Enforcement Chief says Massive fraud in $50 trillion futures markets including front running unchecked as Congress starves agency of funds

The enforcement Chief of the Commodities Futures Trading Commission which oversees the $50 trillion futures market, Aitan Gielman, says flatly that there is a massive amount of fraud in the marketplace including front-running, insider trading and Ponzi schemes that the oversight agency is not pursuing because Congress has starved the agency of resources. As a result, investors and taxpayers are being cheated because the markets are being manipulated. All the while the wrongdoers are making hundreds of millions off the back of the average person. Front-running, also known as forward trading happens when a trader takes advantage of market movements and trades on his or his company’s assets based on advanced knowledge of a pending order. For example, this is the case when a trader learns of a large client order and uses his own or his company’s account before the client’s order is executed. Front running is happening in stocks, index funds, foreign exchange markets, securities, commodities and front runners are now using high speed computer programs to trade ahead of the clients. Where the front runner uses information not available to the public, the practice is clearly illegal. Little is being done to stop it.

The infrequent cases result in large payments but no significant incarceration. In January 2018, SBC Holdings paid $101 million to settle criminal charges that the bank engaged in “front-running” on foreign exchange to defraud two clients in 2010-2011, according to court documents.The bank will pay a $63 million criminal penalty and $38 million in disgorgement and restitution to settle the charges under a deferred prosecution agreement in which HSBC accepts responsibility for its employees’ actions, the documents said. Under the agreement, HSBC will forgo any criminal charges in the case as long as the bank adheres to the terms of the settlement.HSBC had been charged in U.S. District Court in New York with two counts of wire fraud in connection with the alleged scheme. HSBC FX traders misused confidential information from clients to execute British pound FX transactions on two occasions in 2010 and 2011, with the bank taking in a combined $46 million in profits on the two transactions to the traders’ and HSBC’s benefit, according to court documents.

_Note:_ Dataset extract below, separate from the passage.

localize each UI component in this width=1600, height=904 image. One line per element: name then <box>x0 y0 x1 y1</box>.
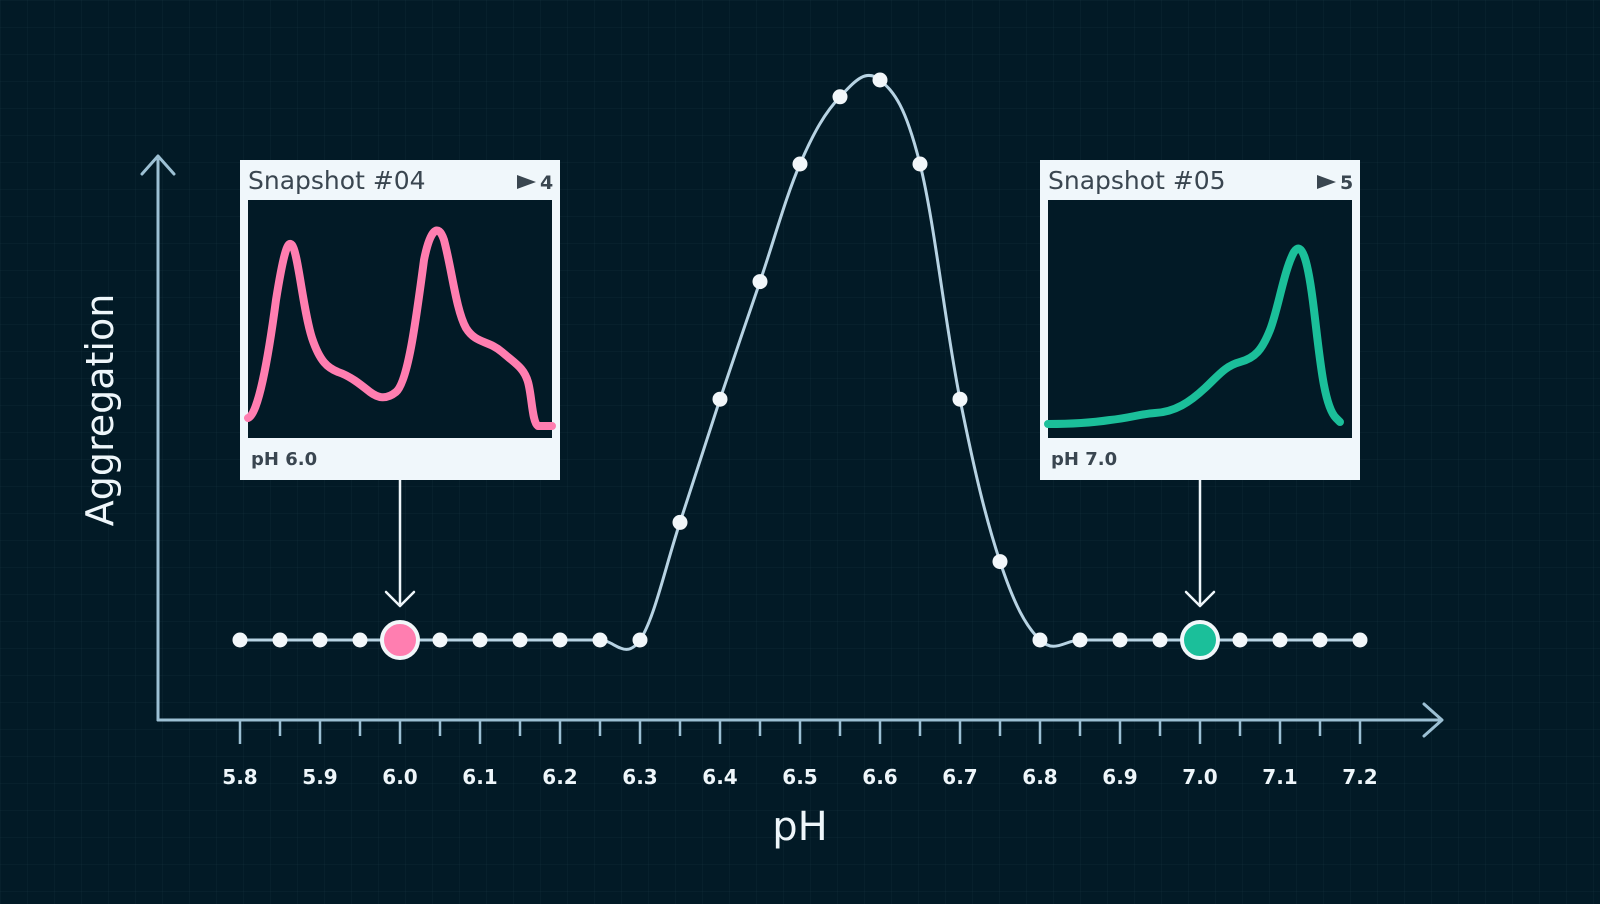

The settlement payment is the latest by HSBC over foreign-exchange trading issues. In October, the bank was fined $175 million by the Federal Reserve Board for failing to detect its FX traders’ misuse of client information. In November 2014, HSBC paid $275 million to the Commodity Futures Trading Commission and $341 million to the U.K. Financial Conduct Authority to settle charges that it manipulated FX benchmark rates.